Richiesta di condanna fino a 5 anni e 3 mesi per Acun Ilıcalı: indagini concluse

Si sono concluse le indagini su Acun Ilıcalı, accusato di aver incoraggiato le persone a scommettere attraverso la pubblicità di scommesse illegali. È stata richiesta una pena detentiva fino a 5 anni e 3 mesi per 8 sospettati, tra cui lo stesso Ilıcalı.

İHA

Si sono concluse le indagini condotte su Acun Ilıcalı, sul canale televisivo TV8 di sua proprietà e sui responsabili della piattaforma digitale 'Exxen', con l'accusa di aver incoraggiato le persone a scommettere attraverso la pubblicità di scommesse illegali.

Nell'atto d'accusa preparato dalla Procura della Repubblica di Istanbul, 8 persone, tra cui Acun Ilıcalı, figurano come 'indagati'. Nel documento si afferma che, durante la partita di calcio Montenegro-Turchia del 19 novembre 2024, trasmessa con il logo 'EXXEN', sono state rilevate pubblicità di siti di scommesse illegali e senza licenza, inserite tramite tecniche di pubblicità virtuale sui cartelloni pubblicitari dello stadio e ai lati di entrambe le porte.

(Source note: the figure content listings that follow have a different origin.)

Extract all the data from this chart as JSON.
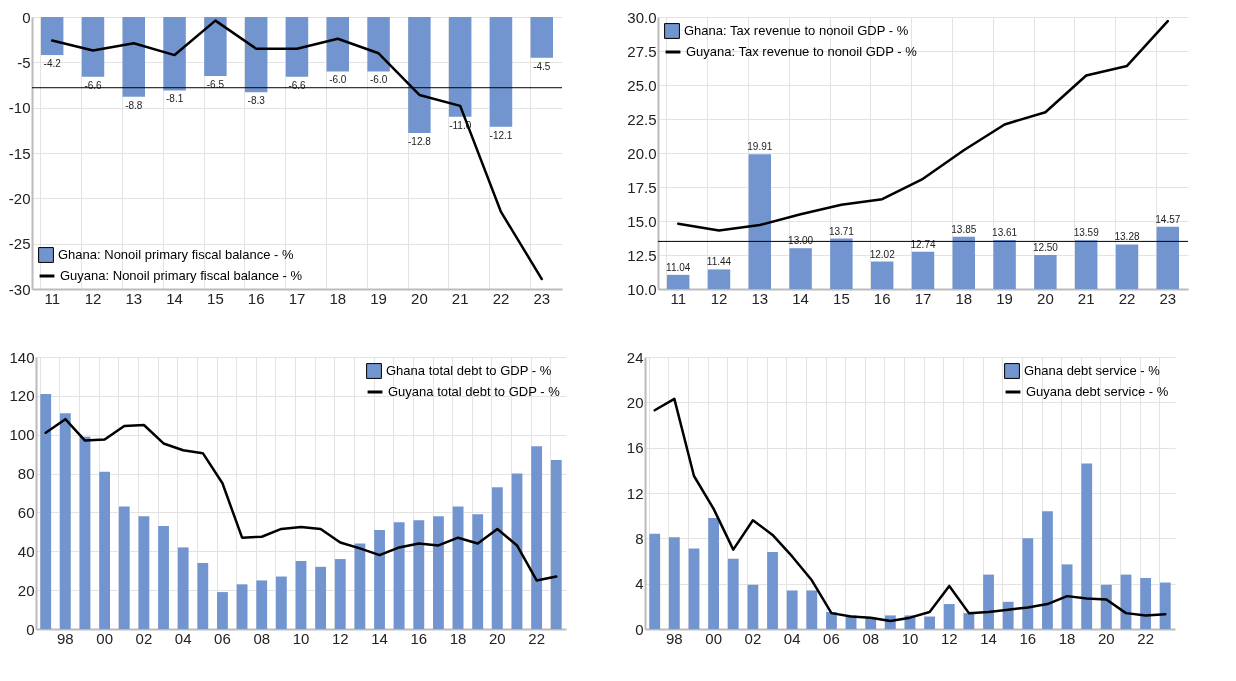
{
  "chart_data": [
    {
      "type": "bar",
      "categories": [
        "11",
        "12",
        "13",
        "14",
        "15",
        "16",
        "17",
        "18",
        "19",
        "20",
        "21",
        "22",
        "23"
      ],
      "ylim": [
        -30,
        0
      ],
      "yticks": [
        -30,
        -25,
        -20,
        -15,
        -10,
        -5,
        0
      ],
      "grid": true,
      "legend": "bottom left",
      "series": [
        {
          "name": "Ghana: Nonoil primary fiscal balance - %",
          "color": "#7295cf",
          "values": [
            -4.2,
            -6.6,
            -8.8,
            -8.1,
            -6.5,
            -8.3,
            -6.6,
            -6.0,
            -6.0,
            -12.8,
            -11.0,
            -12.1,
            -4.5
          ],
          "value_labels": [
            "-4.2",
            "-6.6",
            "-8.8",
            "-8.1",
            "-6.5",
            "-8.3",
            "-6.6",
            "-6.0",
            "-6.0",
            "-12.8",
            "-11.0",
            "-12.1",
            "-4.5"
          ]
        },
        {
          "name": "Guyana: Nonoil primary fiscal balance - %",
          "type": "line",
          "color": "#000000",
          "values": [
            -2.6,
            -3.7,
            -2.9,
            -4.2,
            -0.4,
            -3.5,
            -3.5,
            -2.4,
            -4.0,
            -8.6,
            -9.8,
            -21.5,
            -28.9
          ]
        }
      ],
      "ref_lines": [
        {
          "axis": "y",
          "value": -7.8,
          "color": "#000000"
        }
      ]
    },
    {
      "type": "bar",
      "categories": [
        "11",
        "12",
        "13",
        "14",
        "15",
        "16",
        "17",
        "18",
        "19",
        "20",
        "21",
        "22",
        "23"
      ],
      "ylim": [
        10,
        30
      ],
      "yticks": [
        {
          "value": 10,
          "label": "10.0"
        },
        {
          "value": 12.5,
          "label": "12.5"
        },
        {
          "value": 15,
          "label": "15.0"
        },
        {
          "value": 17.5,
          "label": "17.5"
        },
        {
          "value": 20,
          "label": "20.0"
        },
        {
          "value": 22.5,
          "label": "22.5"
        },
        {
          "value": 25,
          "label": "25.0"
        },
        {
          "value": 27.5,
          "label": "27.5"
        },
        {
          "value": 30,
          "label": "30.0"
        }
      ],
      "grid": true,
      "legend": "top left",
      "series": [
        {
          "name": "Ghana: Tax revenue to nonoil GDP - %",
          "color": "#7295cf",
          "values": [
            11.04,
            11.44,
            19.91,
            13.0,
            13.71,
            12.02,
            12.74,
            13.85,
            13.61,
            12.5,
            13.59,
            13.28,
            14.57
          ],
          "value_labels": [
            "11.04",
            "11.44",
            "19.91",
            "13.00",
            "13.71",
            "12.02",
            "12.74",
            "13.85",
            "13.61",
            "12.50",
            "13.59",
            "13.28",
            "14.57"
          ]
        },
        {
          "name": "Guyana: Tax revenue to nonoil GDP - %",
          "type": "line",
          "color": "#000000",
          "values": [
            14.8,
            14.3,
            14.7,
            15.5,
            16.2,
            16.6,
            18.1,
            20.2,
            22.1,
            23.0,
            25.7,
            26.4,
            29.7
          ]
        }
      ],
      "ref_lines": [
        {
          "axis": "y",
          "value": 13.5,
          "color": "#000000"
        }
      ]
    },
    {
      "type": "bar",
      "categories": [
        null,
        "98",
        null,
        "00",
        null,
        "02",
        null,
        "04",
        null,
        "06",
        null,
        "08",
        null,
        "10",
        null,
        "12",
        null,
        "14",
        null,
        "16",
        null,
        "18",
        null,
        "20",
        null,
        "22",
        null
      ],
      "ylim": [
        0,
        140
      ],
      "yticks": [
        0,
        20,
        40,
        60,
        80,
        100,
        120,
        140
      ],
      "grid": true,
      "legend": "top right",
      "series": [
        {
          "name": "Ghana total debt to GDP - %",
          "color": "#7295cf",
          "values": [
            121,
            111,
            99,
            81,
            63,
            58,
            53,
            42,
            34,
            19,
            23,
            25,
            27,
            35,
            32,
            36,
            44,
            51,
            55,
            56,
            58,
            63,
            59,
            73,
            80,
            94,
            87
          ]
        },
        {
          "name": "Guyana total debt to GDP - %",
          "type": "line",
          "color": "#000000",
          "values": [
            101,
            108,
            97,
            97.5,
            104.5,
            105,
            95.5,
            92,
            90.5,
            75,
            47,
            47.5,
            51.5,
            52.5,
            51.5,
            44.5,
            41.5,
            38,
            42,
            44,
            43,
            47,
            44,
            51.5,
            43,
            25,
            27
          ]
        }
      ]
    },
    {
      "type": "bar",
      "categories": [
        null,
        "98",
        null,
        "00",
        null,
        "02",
        null,
        "04",
        null,
        "06",
        null,
        "08",
        null,
        "10",
        null,
        "12",
        null,
        "14",
        null,
        "16",
        null,
        "18",
        null,
        "20",
        null,
        "22",
        null
      ],
      "ylim": [
        0,
        24
      ],
      "yticks": [
        0,
        4,
        8,
        12,
        16,
        20,
        24
      ],
      "grid": true,
      "legend": "top right",
      "series": [
        {
          "name": "Ghana debt service - %",
          "color": "#7295cf",
          "values": [
            8.4,
            8.1,
            7.1,
            9.8,
            6.2,
            3.9,
            6.8,
            3.4,
            3.4,
            1.5,
            1.2,
            1.0,
            1.2,
            1.2,
            1.1,
            2.2,
            1.4,
            4.8,
            2.4,
            8.0,
            10.4,
            5.7,
            14.6,
            3.9,
            4.8,
            4.5,
            4.1
          ]
        },
        {
          "name": "Guyana debt service - %",
          "type": "line",
          "color": "#000000",
          "values": [
            19.3,
            20.3,
            13.5,
            10.6,
            7.0,
            9.6,
            8.3,
            6.4,
            4.3,
            1.4,
            1.1,
            1.0,
            0.7,
            1.0,
            1.5,
            3.8,
            1.4,
            1.5,
            1.7,
            1.9,
            2.2,
            2.9,
            2.7,
            2.6,
            1.4,
            1.2,
            1.3
          ]
        }
      ]
    }
  ]
}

Nell'atto d'accusa, in cui si specifica che i fornitori di servizi media sono pienamente responsabili della conformità di tutte le trasmissioni offerte alla normativa vigente, viene menzionato che, sebbene sia stato sostenuto che i banner pubblicitari a bordo campo non fossero sotto il controllo dell'emittente ma fossero di iniziativa del club ospitante o della federazione e che pertanto non vi fosse alcuna responsabilità legale in tal senso, è stato registrato un parere amministrativo chiaro secondo cui l'accesso a tali trasmissioni in Turchia è stato fornito dal fornitore di servizi media e che l'emittente è responsabile dei contenuti trasmessi.

HANNO RESPINTO LE ACCUSE

Nell'atto d'accusa, in linea con le rilevazioni effettuate, viene riportato che gli 8 indagati, tra cui Acun Ilıcalı, presidente del consiglio di amministrazione di 'TV8 TV Yayıncılık A.Ş' e 'Exxen Dijital Yayıncılık A.Ş', insieme ai membri del consiglio di amministrazione, ai direttori responsabili, ai direttori generali e ai direttori di trasmissione delle società, hanno dichiarato nelle loro difese che le trasmissioni delle partite sono state ottenute dalle organizzazioni o dai club sportivi con cui sono stati stipulati i contratti, che erano obbligati a trasmettere le partite direttamente e senza interferenze nell'ambito dei contratti stipulati, che l'organizzazione o il club che fornisce le trasmissioni non ha informato l'emittente sul contenuto della trasmissione e, inoltre, che non era tecnicamente possibile trasmettere le partite in modo da censurare le pubblicità di scommesse illegali, motivo per cui molti emittenti, inclusi loro stessi, si sono trovati costretti a trasmettere partite contenenti pubblicità di scommesse illegali.

RICHIESTA DI CONDANNA FINO A 5 ANNI E 3 MESI PER 8 INDAGATI

Nell'atto d'accusa preparato, è stata richiesta la condanna degli indagati Acun Ilıcalı, Aslı Yaşaroğlu, Atilla Celiloğlu, Burcu Batu Fakir, Bülent Uçak, Ebru Atasav Tahrancı, Mustafa Tarık e Ümmü Burhan a una pena detentiva da 1 anno e 3 mesi a 5 anni e 3 mesi per il reato continuato di 'incoraggiare le persone a scommettere o a partecipare a giochi d'azzardo basati su competizioni sportive, tramite pubblicità o altri mezzi'.